I'm trying to translate the phrase 'she wasn't herself'

Moje matka byla nemocná jeden měsíc. I když se jí udělalo lépe, nebyla sama sebou.

Does this make sense?

Thanks


----------



## Enquiring Mind

Hi stelingo, I'll leave the natives to comment on your sentence, but for the specific phrase you're asking about ("wasn't herself"), the colloquial version I hear quite frequently is "je nějaký nesvůj" (for a male), and then obviously for a woman or girl "nějaká nesvá".

_Znám tě docela dobře a řekl bych, že jsi už několik dní nějaký nesvůj, je to tak?_
I know you pretty well, and I'd say you've been a bit out of sorts for a few days, haven't you?

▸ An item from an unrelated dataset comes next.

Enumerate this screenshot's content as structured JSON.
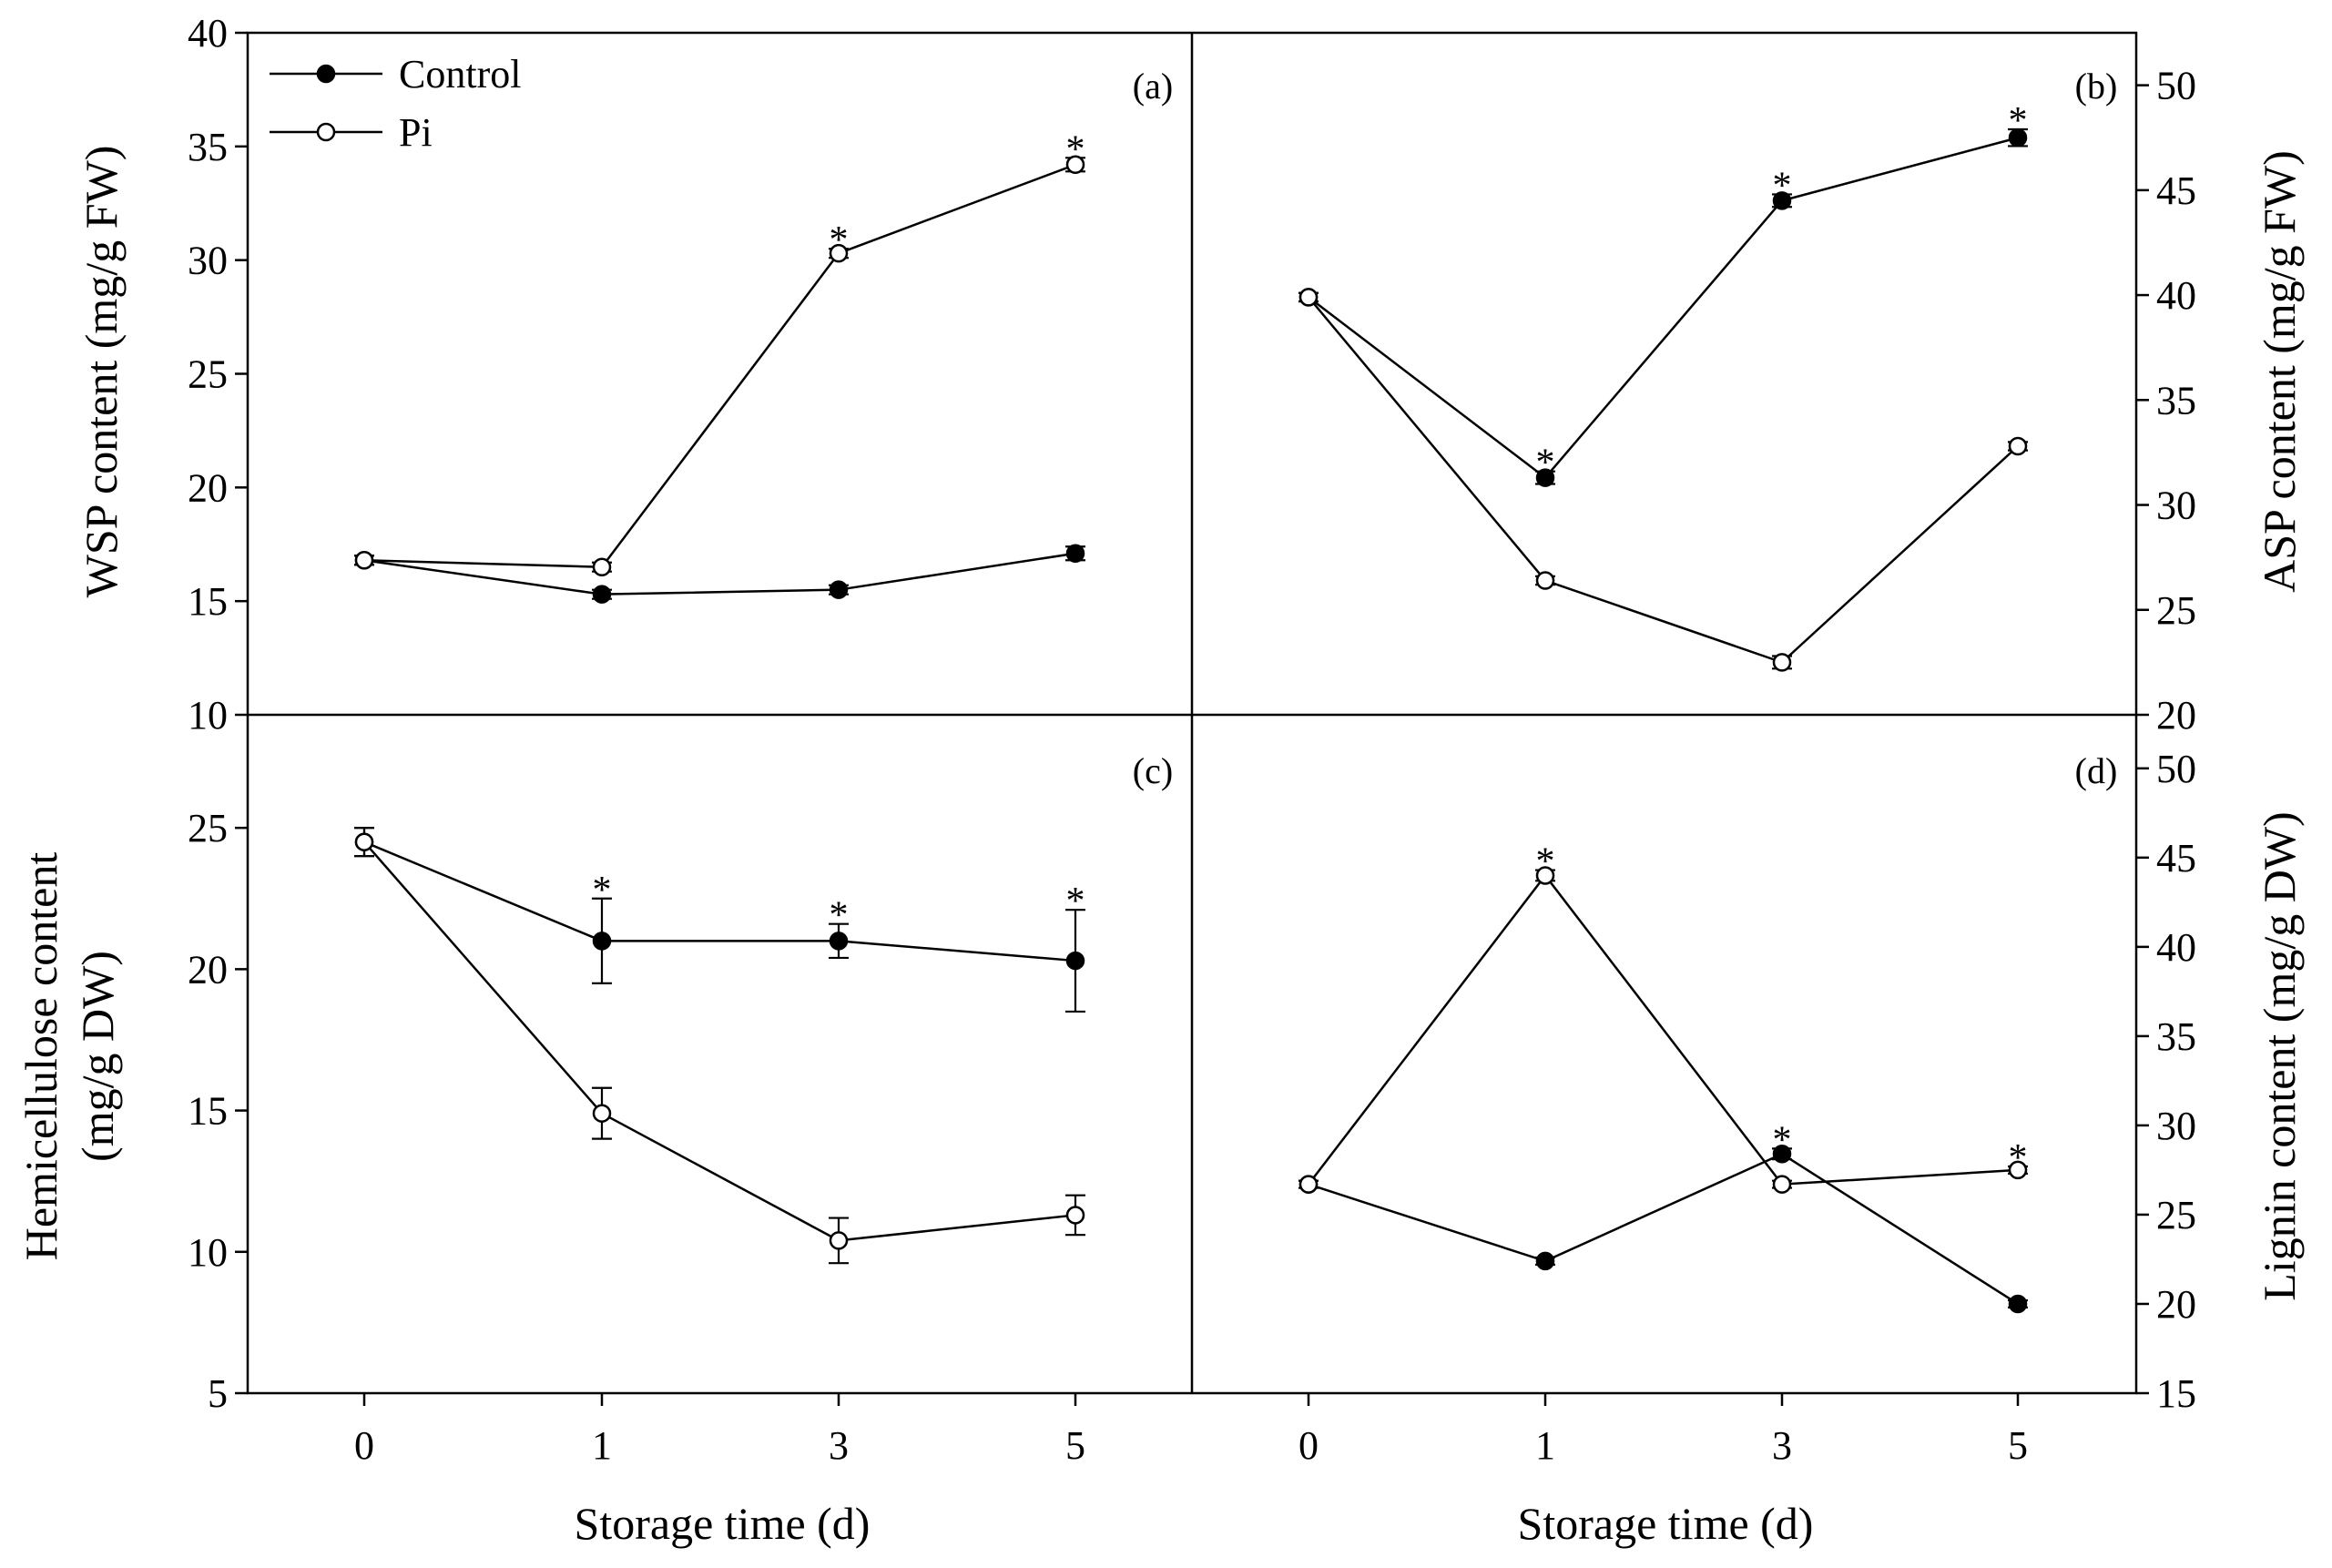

_Byl nějaký nesvůj. Už ráno se mu nechtělo vstávat_. He wasn't himself. This morning he didn't feel like getting up. (Other tenses possible)
_Nevím, nevím, ale zdála se mi nějaká nesvá. _Well, I don't know, but she didn't seem to be herself / she seemed to be a bit out of sorts.

There are certainly other ways of saying it, maybe _nebyla ve své kůži_, etc. Over to the natives!


----------



## stelingo

Thanks Enquiring Mind. Some useful phrases.


----------



## Mori.cze

Hi,

As always I agree with Enquiring Mind Personally I would choose "Nebyla ve své kůži" or "necítila se ve své kůži" for feeling physically unwell. "Byla nějaká nesvá" is correct, but in my opinion a bit too weak, maybe "byla celá nesvá" would do better job. 

As for your version it is not wrong, I would, however, reformulate slightly. I do not like "jeden měsíc", I would probably say something like "celý měsíc" or simply "moje matka byla měsíc nemocná"


----------



## stelingo

Ok thanks


----------